I wanted to go to bed. I wanted to put off this discussion for another day.
This argument, I should say. It was certainly going to be an argument.
A grizzly one if the wrath radiating from Darcy was any indication.
"Come in," Darcy said. He gestured for me to sit in the chair he had placed across from his desk. I was being called to the carpet like I was a naughty schoolboy and he the grim headmaster.
I sat, but I refused to appear ashamed or cowed. Before I could grow frightened under his menacing scrutiny I said, "If you are going to scold me about arranging that dance for Mr. Bingley and Jane you might as well hold your tongue."
"Because you know how badly you behaved and my breath would be wasted?" He smiled, but his eyes held no warmth.
"I did not behave badly in the least. Or if I did—and I will concede I made things slightly awkward—my bad behavior was necessary to counteract your bad behavior."
"My—" he began, but I did not let him continue.
"I know you have said something to Mr. Bingley, something to make him abandon his pursuit of Jane."
I had not realized until this moment how badly I wanted to be wrong. Because I like him. And not only in a lustful way. I like how kind he is to his relations, how considerate he is of his servants. I like his sharp humor, his superior intellect, and his utterly devastating smile.
I like this horrible, horrible man.
"Can you deny it?" I knew he could not, yet I pleaded for him to do so anyway.
"I cannot deny it and I have no wish to do so," he said harshly, shattering all hope. "Bingley asked my opinion on the matter, I told him the truth."
"And what 'truth' was that?"
"That your sister is indifferent to his advances."
"Indifferent! You think Jane is indifferent to Mr. Bingley?" I asked with great surprise.
"I observed her most carefully. While she is certainly flattered by his attentions, she shows no greater regard for him than any other gentleman. I would call that indifference."
"Oh, indeed," I agreed sarcastically. "Are you certain your observations were not tainted by your own prejudice?"
Frustratingly, he had the gall to ask, "To what prejudice do you refer?"
"Come now, you have never bothered to pretend. It is obvious you think my family beneath you. Perhaps you wished to save your friend from the misfortune of such low connections."
"While I cannot be said to rejoice in the inferiority of your connections, it was not Jane's undesirable circumstances which influenced my conclusions.
Her own impassivity paired with your mother's and—much to my embarrassment—your own indecorous insistence in forwarding the match led me to believe there could be no happiness in a union between Bingley and your sister. "
"My indecorous insistence!" It was not enough for him to speak of my inferior connections and undesirable circumstances, he had to make this outrageous accusation as well.
"Indeed, I cannot comprehend it. While your mother certainly made clear an advantageous match was most desirable for one of her daughters—necessary even, I do not know why you, having accomplished that essential task, feel the need to push your own sister into a marriage for the sake of mercenary considerations. "

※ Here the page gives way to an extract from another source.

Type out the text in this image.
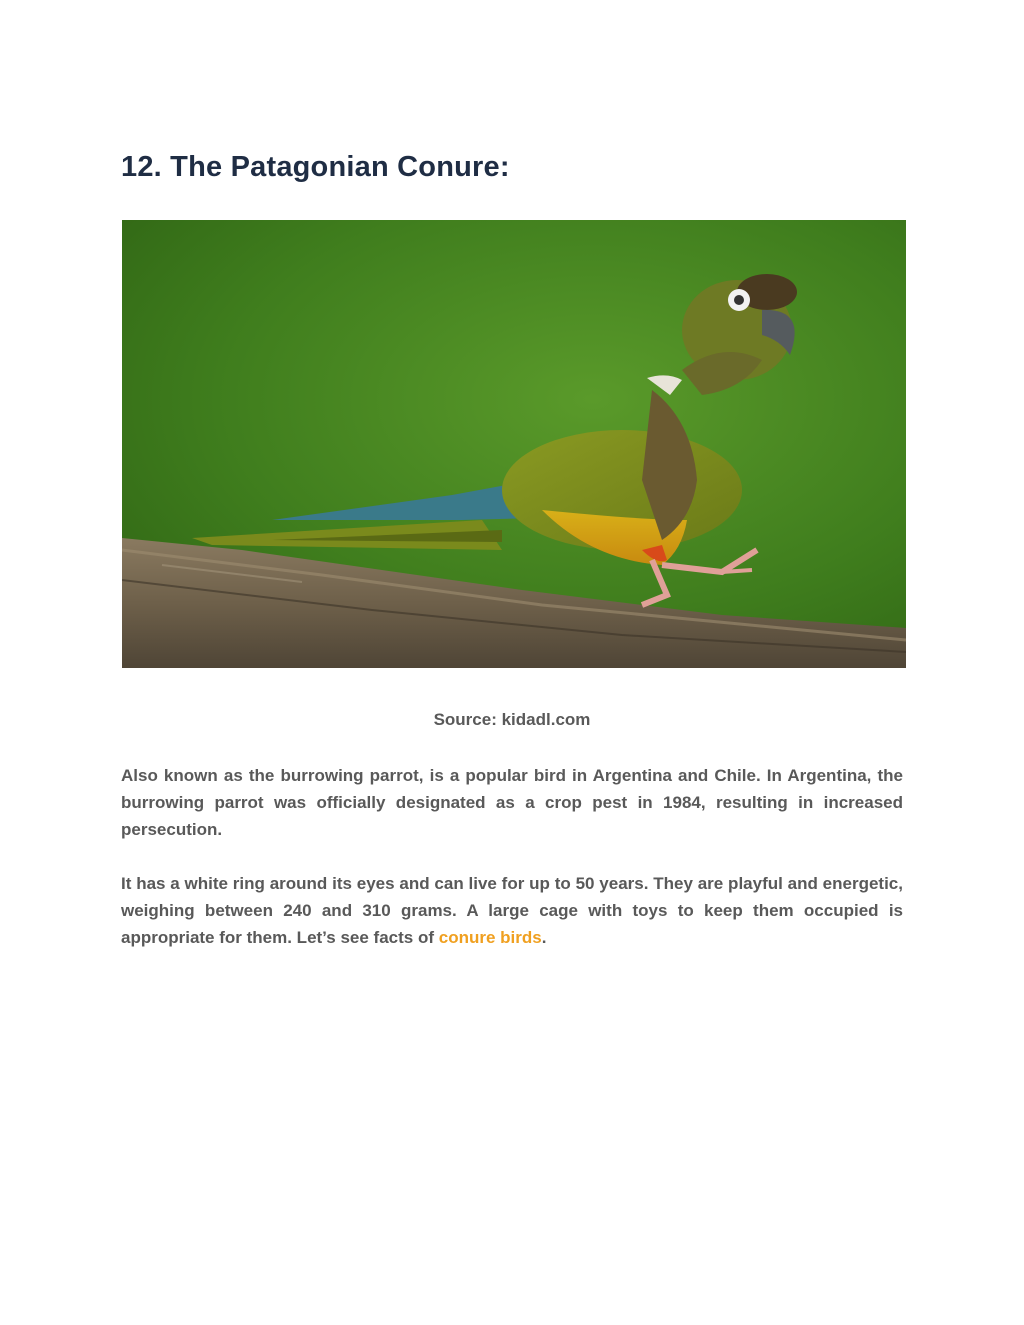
12. The Patagonian Conure:
Source: kidadl.com

Also known as the burrowing parrot, is a popular bird in Argentina and Chile. In Argentina, the burrowing parrot was officially designated as a crop pest in 1984, resulting in increased persecution.

It has a white ring around its eyes and can live for up to 50 years. They are playful and energetic, weighing between 240 and 310 grams. A large cage with toys to keep them occupied is appropriate for them. Let’s see facts of conure birds.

"Is this what you think of me? That I would do such a thing, place wealth over the happiness of my sister and push her to make a match with a man she is merely indifferent to?"

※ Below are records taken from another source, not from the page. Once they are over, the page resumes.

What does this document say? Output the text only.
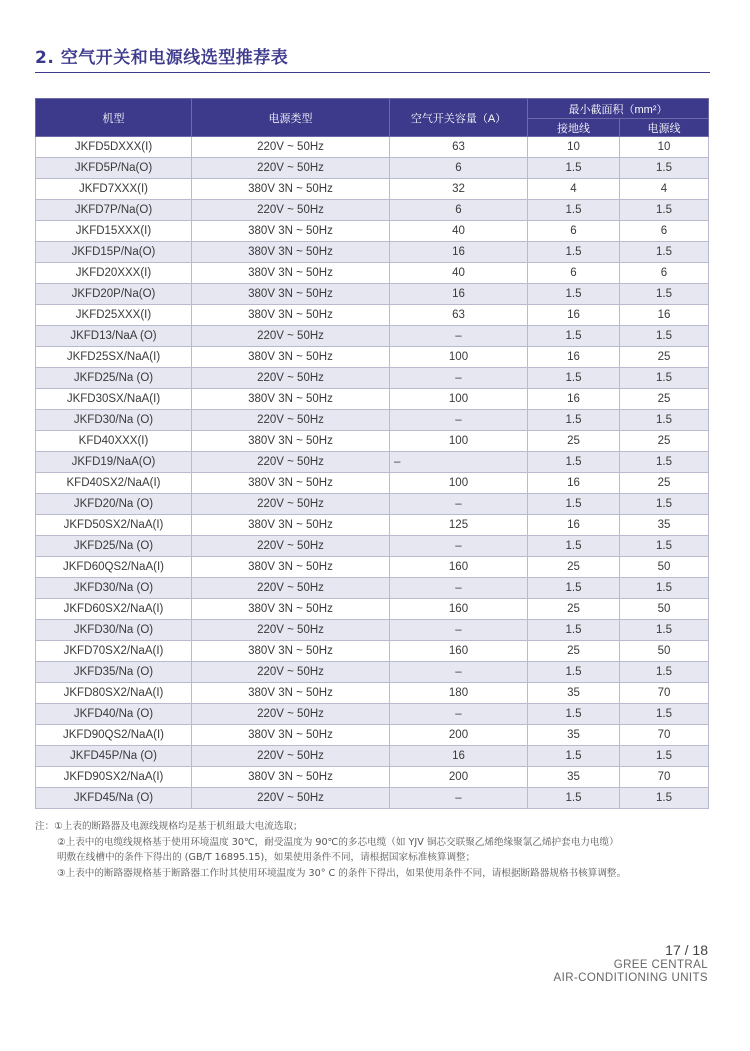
2. 空气开关和电源线选型推荐表
机型	电源类型	空气开关容量（A）	最小截面积（mm²）	
			接地线	电源线
JKFD5DXXX(I)	220V ~ 50Hz	63	10	10
JKFD5P/Na(O)	220V ~ 50Hz	6	1.5	1.5
JKFD7XXX(I)	380V 3N ~ 50Hz	32	4	4
JKFD7P/Na(O)	220V ~ 50Hz	6	1.5	1.5
JKFD15XXX(I)	380V 3N ~ 50Hz	40	6	6
JKFD15P/Na(O)	380V 3N ~ 50Hz	16	1.5	1.5
JKFD20XXX(I)	380V 3N ~ 50Hz	40	6	6
JKFD20P/Na(O)	380V 3N ~ 50Hz	16	1.5	1.5
JKFD25XXX(I)	380V 3N ~ 50Hz	63	16	16
JKFD13/NaA (O)	220V ~ 50Hz	–	1.5	1.5
JKFD25SX/NaA(I)	380V 3N ~ 50Hz	100	16	25
JKFD25/Na (O)	220V ~ 50Hz	–	1.5	1.5
JKFD30SX/NaA(I)	380V 3N ~ 50Hz	100	16	25
JKFD30/Na (O)	220V ~ 50Hz	–	1.5	1.5
KFD40XXX(I)	380V 3N ~ 50Hz	100	25	25
JKFD19/NaA(O)	220V ~ 50Hz	–	1.5	1.5
KFD40SX2/NaA(I)	380V 3N ~ 50Hz	100	16	25
JKFD20/Na (O)	220V ~ 50Hz	–	1.5	1.5
JKFD50SX2/NaA(I)	380V 3N ~ 50Hz	125	16	35
JKFD25/Na (O)	220V ~ 50Hz	–	1.5	1.5
JKFD60QS2/NaA(I)	380V 3N ~ 50Hz	160	25	50
JKFD30/Na (O)	220V ~ 50Hz	–	1.5	1.5
JKFD60SX2/NaA(I)	380V 3N ~ 50Hz	160	25	50
JKFD30/Na (O)	220V ~ 50Hz	–	1.5	1.5
JKFD70SX2/NaA(I)	380V 3N ~ 50Hz	160	25	50
JKFD35/Na (O)	220V ~ 50Hz	–	1.5	1.5
JKFD80SX2/NaA(I)	380V 3N ~ 50Hz	180	35	70
JKFD40/Na (O)	220V ~ 50Hz	–	1.5	1.5
JKFD90QS2/NaA(I)	380V 3N ~ 50Hz	200	35	70
JKFD45P/Na (O)	220V ~ 50Hz	16	1.5	1.5
JKFD90SX2/NaA(I)	380V 3N ~ 50Hz	200	35	70
JKFD45/Na (O)	220V ~ 50Hz	–	1.5	1.5
注：①上表的断路器及电源线规格均是基于机组最大电流选取；
②上表中的电缆线规格基于使用环境温度 30℃，耐受温度为 90℃的多芯电缆（如 YJV 铜芯交联聚乙烯绝缘聚氯乙烯护套电力电缆）
明敷在线槽中的条件下得出的 (GB/T 16895.15)，如果使用条件不同，请根据国家标准核算调整；
③上表中的断路器规格基于断路器工作时其使用环境温度为 30° C 的条件下得出，如果使用条件不同，请根据断路器规格书核算调整。
17 / 18
GREE CENTRAL
AIR-CONDITIONING UNITS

"I do not wish to think thusly of you, however from your behavior of late I can only conclude—"
"Really?" I screeched, interrupting him, "That is the only conclusion you can come to? And I thought you were clever. Did you ever consider that perhaps you do not know my sister as well as I do? That she perhaps does not display her feelings as openly as others, but nonetheless feels deeply.
"And she does feel deeply about Mr. Bingley, though why she should ever care for a man stupid enough to be persuaded out of his affection for her I do not know.

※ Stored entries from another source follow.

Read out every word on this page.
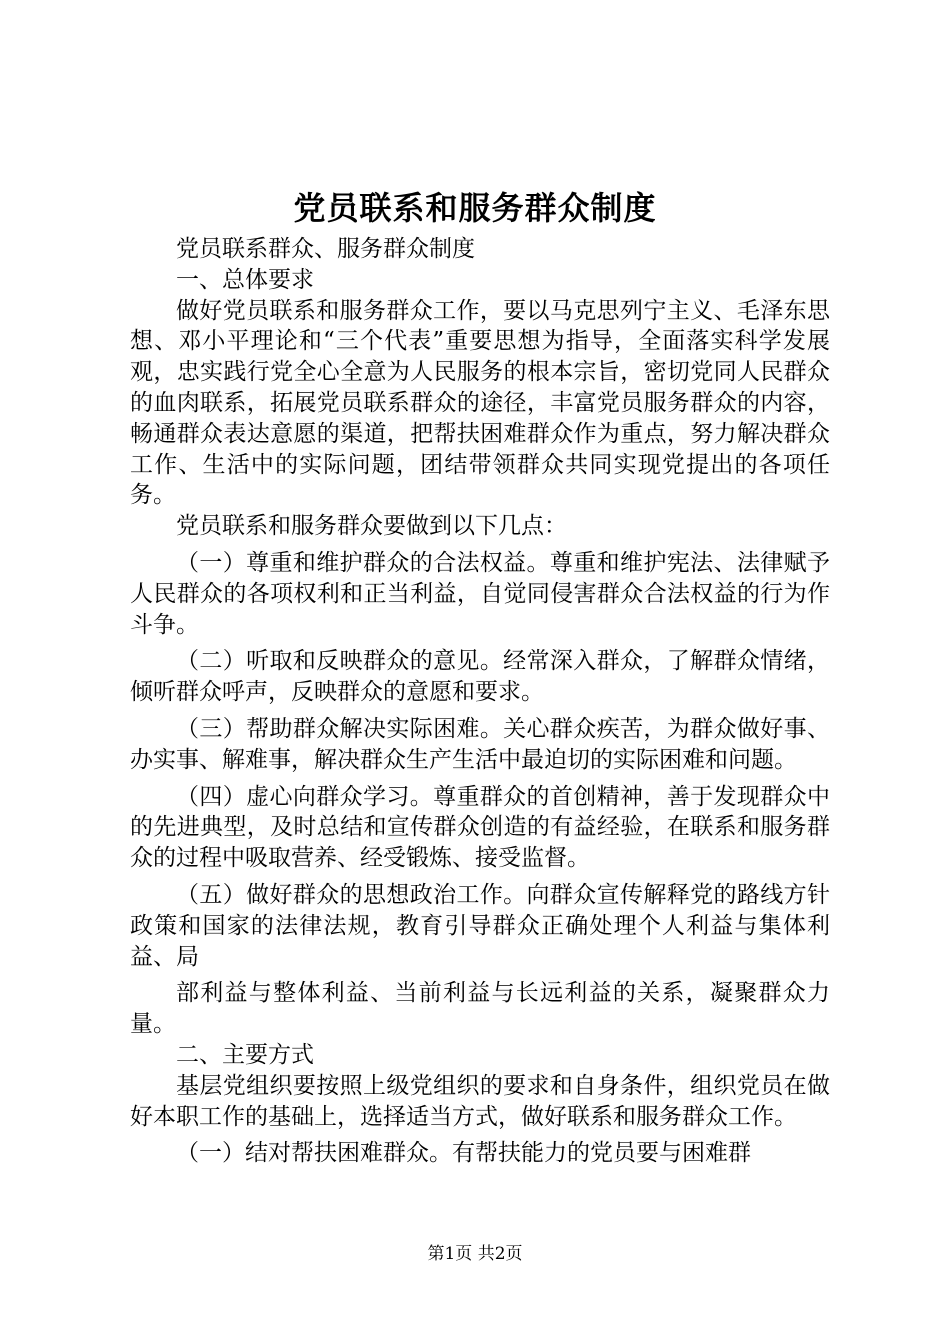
党员联系和服务群众制度

党员联系群众、服务群众制度

一、总体要求

做好党员联系和服务群众工作，要以马克思列宁主义、毛泽东思想、邓小平理论和“三个代表”重要思想为指导，全面落实科学发展观，忠实践行党全心全意为人民服务的根本宗旨，密切党同人民群众的血肉联系，拓展党员联系群众的途径，丰富党员服务群众的内容，畅通群众表达意愿的渠道，把帮扶困难群众作为重点，努力解决群众工作、生活中的实际问题，团结带领群众共同实现党提出的各项任务。

党员联系和服务群众要做到以下几点：

（一）尊重和维护群众的合法权益。尊重和维护宪法、法律赋予人民群众的各项权利和正当利益，自觉同侵害群众合法权益的行为作斗争。

（二）听取和反映群众的意见。经常深入群众，了解群众情绪，倾听群众呼声，反映群众的意愿和要求。

（三）帮助群众解决实际困难。关心群众疾苦，为群众做好事、办实事、解难事，解决群众生产生活中最迫切的实际困难和问题。

（四）虚心向群众学习。尊重群众的首创精神，善于发现群众中的先进典型，及时总结和宣传群众创造的有益经验，在联系和服务群众的过程中吸取营养、经受锻炼、接受监督。

（五）做好群众的思想政治工作。向群众宣传解释党的路线方针政策和国家的法律法规，教育引导群众正确处理个人利益与集体利益、局

部利益与整体利益、当前利益与长远利益的关系，凝聚群众力量。

二、主要方式

基层党组织要按照上级党组织的要求和自身条件，组织党员在做好本职工作的基础上，选择适当方式，做好联系和服务群众工作。

（一）结对帮扶困难群众。有帮扶能力的党员要与困难群

第1页 共2页
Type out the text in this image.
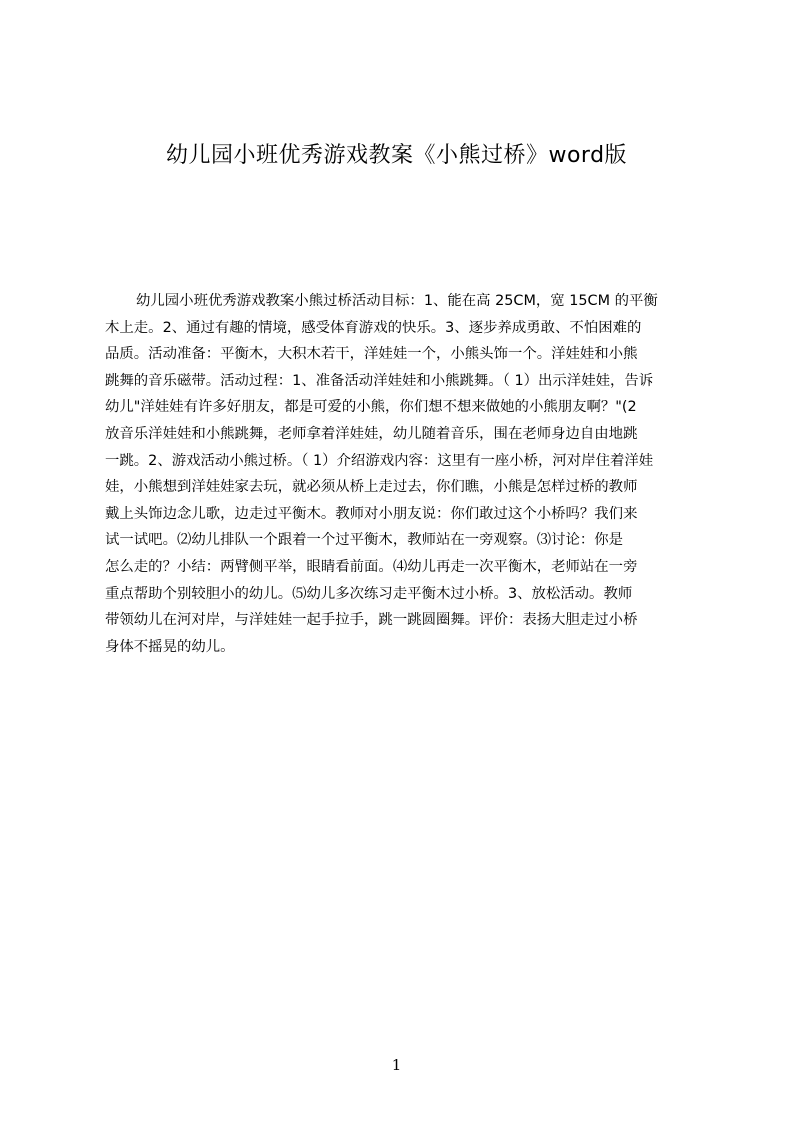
幼儿园小班优秀游戏教案《小熊过桥》word版
幼儿园小班优秀游戏教案小熊过桥活动目标：1、能在高 25CM，宽 15CM 的平衡
木上走。2、通过有趣的情境，感受体育游戏的快乐。3、逐步养成勇敢、不怕困难的
品质。活动准备：平衡木，大积木若干，洋娃娃一个，小熊头饰一个。洋娃娃和小熊
跳舞的音乐磁带。活动过程：1、准备活动洋娃娃和小熊跳舞。（ 1）出示洋娃娃，告诉
幼儿"洋娃娃有许多好朋友，都是可爱的小熊，你们想不想来做她的小熊朋友啊？"(2
放音乐洋娃娃和小熊跳舞，老师拿着洋娃娃，幼儿随着音乐，围在老师身边自由地跳
一跳。2、游戏活动小熊过桥。（ 1）介绍游戏内容：这里有一座小桥，河对岸住着洋娃
娃，小熊想到洋娃娃家去玩，就必须从桥上走过去，你们瞧，小熊是怎样过桥的教师
戴上头饰边念儿歌，边走过平衡木。教师对小朋友说：你们敢过这个小桥吗？我们来
试一试吧。⑵幼儿排队一个跟着一个过平衡木，教师站在一旁观察。⑶讨论：你是
怎么走的？小结：两臂侧平举，眼睛看前面。⑷幼儿再走一次平衡木，老师站在一旁
重点帮助个别较胆小的幼儿。⑸幼儿多次练习走平衡木过小桥。3、放松活动。教师
带领幼儿在河对岸，与洋娃娃一起手拉手，跳一跳圆圈舞。评价：表扬大胆走过小桥
身体不摇晃的幼儿。
1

She thinks he never cared for her—that she is some unwanted acquaintance, which is why she has been distancing herself from him.
It was not you who put such falsehoods into her head, was it? " I asked suspiciously.
"I have not said anything to your sister," Darcy replied gravely.
"Yes. Quite. You would not wish to speak to someone so inferior to you. It is a miracle you speak to me, but I suppose I am a Darcy, however much you might wish otherwise."
Darcy opened his mouth as if to argue. Then closed it. I was still clinging to hope he would make it all better. Silly of me. As if there was some phrase he could offer in apology that would change anything that had passed between us. There could be no apology for his words.
"You must excuse me," I said hardly managing to hold back my tears, "I cannot bear to look at you a moment longer."